Insider Guides

We believe travelling is all about finding those cool, hidden spots only the locals know about. Meet some of our real locals who know the region inside out!

Beryl Bowers

"I am so lucky to live here with the mountains and the bush clad hills reaching the sea. The beauty of this region is amazing and nowhere else in the world have I seen such stunning scenery."

top Must Dos

Stay in the Marlborough Sounds

Stay in the Marlborough Sounds

Marlborough Heritage

Fresh Marlborough seafood

The ship Edwin Fox

Visit boutique wineries

Whaling station

Picton Maritime Festival

Cellar doors with wine & more

My favourite place

Picton and the Marlborough Sounds

Describe yourself and what you do in 3 words/phrases

A short excited person, caring and community focused - Enthusiastic about everything. My glass is always full.

What I do – I co-ordinate two events in Picton with the help of other volunteers.

Picton Maritime Festival Trust – this is an annual festival for the Marlborough community. It is free to enter and is held in January and is a 12 hour festival for families and friends. The purpose of the festival is to raise funds and to create a fundraising platform for other non-profit organisations, thereby providing support for the benefit of needy and deserving groups, individuals, community organisations and projects within the Marlborough community, particularly with the emphasis towards youth. The festival is in its 13th year.

Picton Christmas Parade & Carols is a small event celebrating the start of the Festive season. The community get behind this event by decorating their vehicles or submitting a float for the street parade. The Carols are sung on the foreshore whilst awarding the winning floats. I love putting this together and see the families all gather to see Santa on Marlborough Lines sleigh. A fabulous fun day for families.

I am also part of Picton Smart and Connected. This was set up by MDC to get more voice from the community. I am on the Library, Arts & Heritage and Public Spaces sub committees as well as the steering group.

Where is my favourite place in Marlborough?

There is so much to do in Marlborough it is very hard to choose, but if I had to it would be Picton and the Marlborough Sounds – I am so lucky to live here with the mountains and the bush clad hills reaching the sea. The beauty of this region is amazing and nowhere else in the world have I seen such stunning scenery.

If you had three days in Marlborough how would you spend this time?

Marlborough has many world class walkways including the Queen Charlotte Track and the soon to be completed Link Pathway, so I would spend one day walking. My choice would be the Ships Cove  to Furneaux Lodge section of the Queen Charlotte Track. There would be an opportunity to see dolphins and perhaps orcas, as well as our beautiful native birds, the population of which is increasing after the establishment of the Kaipupu Point Reserve. At the conclusion of the walk, a trip to one of the many local Picton cafes for a well-earned drink and meal, would round off a beautiful day.
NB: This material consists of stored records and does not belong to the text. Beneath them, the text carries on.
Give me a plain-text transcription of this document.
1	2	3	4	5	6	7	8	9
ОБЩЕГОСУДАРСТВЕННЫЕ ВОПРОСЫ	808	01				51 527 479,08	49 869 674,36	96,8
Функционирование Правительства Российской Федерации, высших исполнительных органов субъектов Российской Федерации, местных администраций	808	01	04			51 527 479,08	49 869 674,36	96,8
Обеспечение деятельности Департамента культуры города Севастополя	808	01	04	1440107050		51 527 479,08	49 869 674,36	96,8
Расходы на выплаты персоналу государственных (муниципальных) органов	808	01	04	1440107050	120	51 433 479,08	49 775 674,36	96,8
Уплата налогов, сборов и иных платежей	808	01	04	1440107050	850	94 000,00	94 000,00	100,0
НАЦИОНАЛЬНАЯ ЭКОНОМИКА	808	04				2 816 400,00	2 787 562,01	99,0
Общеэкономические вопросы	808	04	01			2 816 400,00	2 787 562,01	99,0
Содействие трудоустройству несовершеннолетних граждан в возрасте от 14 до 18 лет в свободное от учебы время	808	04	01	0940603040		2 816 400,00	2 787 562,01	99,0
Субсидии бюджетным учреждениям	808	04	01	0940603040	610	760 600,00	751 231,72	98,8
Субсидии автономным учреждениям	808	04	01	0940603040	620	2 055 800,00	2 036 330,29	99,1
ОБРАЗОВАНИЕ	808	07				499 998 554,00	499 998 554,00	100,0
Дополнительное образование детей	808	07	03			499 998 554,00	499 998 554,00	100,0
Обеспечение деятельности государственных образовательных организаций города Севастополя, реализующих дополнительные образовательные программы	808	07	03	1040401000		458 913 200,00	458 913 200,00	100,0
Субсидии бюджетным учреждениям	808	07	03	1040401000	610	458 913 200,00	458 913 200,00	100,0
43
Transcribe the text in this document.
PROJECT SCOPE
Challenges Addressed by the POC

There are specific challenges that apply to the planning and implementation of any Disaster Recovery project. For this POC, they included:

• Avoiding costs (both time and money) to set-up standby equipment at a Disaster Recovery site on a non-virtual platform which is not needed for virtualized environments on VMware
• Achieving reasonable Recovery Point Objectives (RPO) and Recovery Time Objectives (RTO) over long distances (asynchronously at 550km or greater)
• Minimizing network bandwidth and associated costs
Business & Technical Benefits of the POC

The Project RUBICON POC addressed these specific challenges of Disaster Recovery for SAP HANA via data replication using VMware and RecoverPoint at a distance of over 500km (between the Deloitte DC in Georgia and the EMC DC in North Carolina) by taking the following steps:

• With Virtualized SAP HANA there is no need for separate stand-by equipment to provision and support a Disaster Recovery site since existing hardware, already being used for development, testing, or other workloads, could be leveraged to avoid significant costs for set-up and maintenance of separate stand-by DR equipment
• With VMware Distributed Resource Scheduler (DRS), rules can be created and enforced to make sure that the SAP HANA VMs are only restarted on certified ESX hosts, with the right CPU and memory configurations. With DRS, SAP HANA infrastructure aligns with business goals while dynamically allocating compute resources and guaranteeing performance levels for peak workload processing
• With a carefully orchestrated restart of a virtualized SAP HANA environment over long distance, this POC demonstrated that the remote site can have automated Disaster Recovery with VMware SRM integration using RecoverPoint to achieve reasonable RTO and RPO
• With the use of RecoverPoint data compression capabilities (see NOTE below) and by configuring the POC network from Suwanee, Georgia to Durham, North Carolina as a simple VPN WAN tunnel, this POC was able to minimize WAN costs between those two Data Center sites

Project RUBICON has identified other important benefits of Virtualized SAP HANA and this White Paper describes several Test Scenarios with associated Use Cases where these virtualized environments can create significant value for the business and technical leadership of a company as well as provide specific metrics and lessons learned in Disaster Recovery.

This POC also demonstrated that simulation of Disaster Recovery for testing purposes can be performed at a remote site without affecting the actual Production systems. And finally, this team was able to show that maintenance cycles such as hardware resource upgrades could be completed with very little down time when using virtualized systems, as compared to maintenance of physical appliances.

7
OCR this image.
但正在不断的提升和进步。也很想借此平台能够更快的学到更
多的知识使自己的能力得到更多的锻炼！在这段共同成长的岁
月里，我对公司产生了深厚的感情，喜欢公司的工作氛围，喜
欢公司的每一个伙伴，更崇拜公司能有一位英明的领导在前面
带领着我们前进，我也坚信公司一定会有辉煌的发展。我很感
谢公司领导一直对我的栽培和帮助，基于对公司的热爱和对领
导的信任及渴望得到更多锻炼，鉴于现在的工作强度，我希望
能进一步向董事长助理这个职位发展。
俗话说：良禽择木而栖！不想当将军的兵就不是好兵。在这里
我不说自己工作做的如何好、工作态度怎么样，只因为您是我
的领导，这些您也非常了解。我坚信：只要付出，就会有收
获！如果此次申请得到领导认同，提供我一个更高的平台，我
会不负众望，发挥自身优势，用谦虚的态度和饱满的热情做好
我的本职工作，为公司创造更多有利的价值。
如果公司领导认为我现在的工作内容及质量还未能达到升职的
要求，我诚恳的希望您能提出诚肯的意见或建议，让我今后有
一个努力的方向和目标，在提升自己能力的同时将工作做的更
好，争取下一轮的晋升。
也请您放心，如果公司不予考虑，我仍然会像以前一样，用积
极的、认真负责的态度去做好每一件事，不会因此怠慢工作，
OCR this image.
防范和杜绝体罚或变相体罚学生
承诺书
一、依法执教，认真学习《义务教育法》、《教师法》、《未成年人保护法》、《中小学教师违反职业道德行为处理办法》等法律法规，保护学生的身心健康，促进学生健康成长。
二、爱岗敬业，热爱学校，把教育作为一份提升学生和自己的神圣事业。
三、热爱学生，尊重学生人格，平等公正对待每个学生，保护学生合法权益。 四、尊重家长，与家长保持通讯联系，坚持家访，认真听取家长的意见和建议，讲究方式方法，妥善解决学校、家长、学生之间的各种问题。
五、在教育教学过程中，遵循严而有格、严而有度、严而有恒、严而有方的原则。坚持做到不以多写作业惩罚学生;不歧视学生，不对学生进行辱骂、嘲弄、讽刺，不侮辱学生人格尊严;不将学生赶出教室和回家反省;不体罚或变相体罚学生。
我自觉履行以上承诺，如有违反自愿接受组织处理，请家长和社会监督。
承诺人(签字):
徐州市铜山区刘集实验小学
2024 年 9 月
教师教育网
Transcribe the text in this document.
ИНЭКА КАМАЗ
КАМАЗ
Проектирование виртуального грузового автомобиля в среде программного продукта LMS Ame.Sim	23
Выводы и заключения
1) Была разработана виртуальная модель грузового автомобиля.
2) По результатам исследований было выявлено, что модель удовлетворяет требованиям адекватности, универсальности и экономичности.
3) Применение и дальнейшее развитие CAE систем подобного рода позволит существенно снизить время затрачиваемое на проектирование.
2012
The second day would find me at our world class Aviation Centre, with a stop along the way at one of our many wineries.

My choice for the 3rd day would be back in Picton where I would visit the historic Edwin Fox and the Picton Museum. So much history of our region is to be found in these venues, including our whaling past.

Marlborough has some delicious local cuisine being produced right here. What’s my favourite local bite to eat?

I am a fisherman’s daughter – our Dad couldn’t open the sack of Pacific Oysters quick enough for us to devour them. Scallops would be delivered in ice cream containers all shucked and ready to cook. I love Groper, Mussels, Paua, Salmon, although kina is not something I have ever acquired a taste for.

Marlborough carries a lot of important heritage and history, what is your favourite local story?

I would tell my own story. I am very much a local - fourth generation – my daughter fifth and granddaughter sixth. My Great Grandfather and Great Grandmother arrived in Whatamonga in the 1850’s. They were on a small scooner sheltering in the sounds from a raging southerly headed for Nelson. They had come all the way from Kilbride in Scotland. Firstly to Melbourne Australia and then onto NZ. When they spotted Whatamonga Bay my Great Grandfather said “let us off here. This place reminds me of home.”

And so my family, the McCormick’s have lived in Marlborough ever since. They were farmers and the story goes that my Great Grandmother knitted gloves for the Maori women who came into the bay in their Wakas. Mt McCormick, which stands proudly behind Whatamonga, was named after my family.